Despite all of the UK’s troubles, it was a great week for the euro, which closed above the 20-day simple moving average for the first time in over a month. The currency was completely unfazed by last week’s softer economic reports including Germany’s ZEW survey, Q3 GDP and Eurozone trade balance. Euro traded almost exclusively on anti-dollar flows and risk appetite and we expect the same in the coming week as the currency looks past any weakness in Germany’s PPI report or Eurozone PMIs. With stocks recovering and the dollar turning lower, we see EUR/USD hitting 1.15 and possibly even 1.1550.

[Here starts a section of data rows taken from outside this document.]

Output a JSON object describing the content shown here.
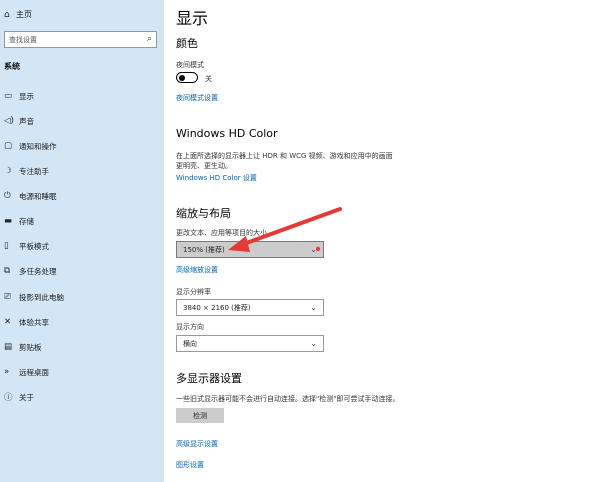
{
  "sidebar": {
    "home_label": "主页",
    "search_placeholder": "查找设置",
    "section_label": "系统",
    "items": [
      {
        "label": "显示"
      },
      {
        "label": "声音"
      },
      {
        "label": "通知和操作"
      },
      {
        "label": "专注助手"
      },
      {
        "label": "电源和睡眠"
      },
      {
        "label": "存储"
      },
      {
        "label": "平板模式"
      },
      {
        "label": "多任务处理"
      },
      {
        "label": "投影到此电脑"
      },
      {
        "label": "体验共享"
      },
      {
        "label": "剪贴板"
      },
      {
        "label": "远程桌面"
      },
      {
        "label": "关于"
      }
    ]
  },
  "main": {
    "title": "显示",
    "color": {
      "heading": "颜色",
      "night_light_label": "夜间模式",
      "toggle_state": "关",
      "night_light_link": "夜间模式设置"
    },
    "hdr": {
      "heading": "Windows HD Color",
      "description_line1": "在上面所选择的显示器上让 HDR 和 WCG 视频、游戏和应用中的画面",
      "description_line2": "更明亮、更生动。",
      "link": "Windows HD Color 设置"
    },
    "scale": {
      "heading": "缩放与布局",
      "scale_label": "更改文本、应用等项目的大小",
      "scale_value": "150% (推荐)",
      "advanced_link": "高级缩放设置",
      "resolution_label": "显示分辨率",
      "resolution_value": "3840 × 2160 (推荐)",
      "orientation_label": "显示方向",
      "orientation_value": "横向"
    },
    "multi": {
      "heading": "多显示器设置",
      "description": "一些旧式显示器可能不会进行自动连接。选择\"检测\"即可尝试手动连接。",
      "detect_button": "检测",
      "advanced_link": "高级显示设置",
      "graphics_link": "图形设置"
    }
  },
  "colors": {
    "sidebar_bg": "#d3e6f5",
    "link": "#0063b1",
    "annotation_arrow": "#e53935"
  }
}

All 3 of the commodity currencies traded higher on Friday with the Australian hitting a 2 month high and the New Zealand dollar hitting a 4 month high. AUD and NZD ripped higher on the hope that President Trump will forgo another round of tariffs on China. Ever since the Midterm Elections, his tone towards China has been softening. According to President, China has sent a list of things they are willing to do on trade because they want to make a deal. He thinks the list is pretty complete and said the US hopes to make a deal trade but it is not acceptable yet. With that in mind, Trump added that, “US may not have to impose further tariffs on China.” We know how this game is played and its hard to believe that the trade war is over until both sides make it public and official. Nonetheless, there are 2 weeks to go before the G20 meeting and we believe that trade talk optimism will continue to carry AUD and NZD higher. In terms of USD/CAD, on a technical basis, it appears to a have peaked at 1.3260. After climbing to a 3 month high mid week, the rally in USD/CAD fizzled on the back of U.S. dollar weakness. Given the currency’s recent weakness and the slide in oil prices it is easy to forget that the central bank is hawkish. At their last monetary policy meeting, they said “the policy interest rate will need to rise to a neutral stance to achieve the inflation target.” This view will be put to test at the end of this week with the release of Canadian CPI and retail sales. Good numbers would confirm the top and take the pair to 1.30.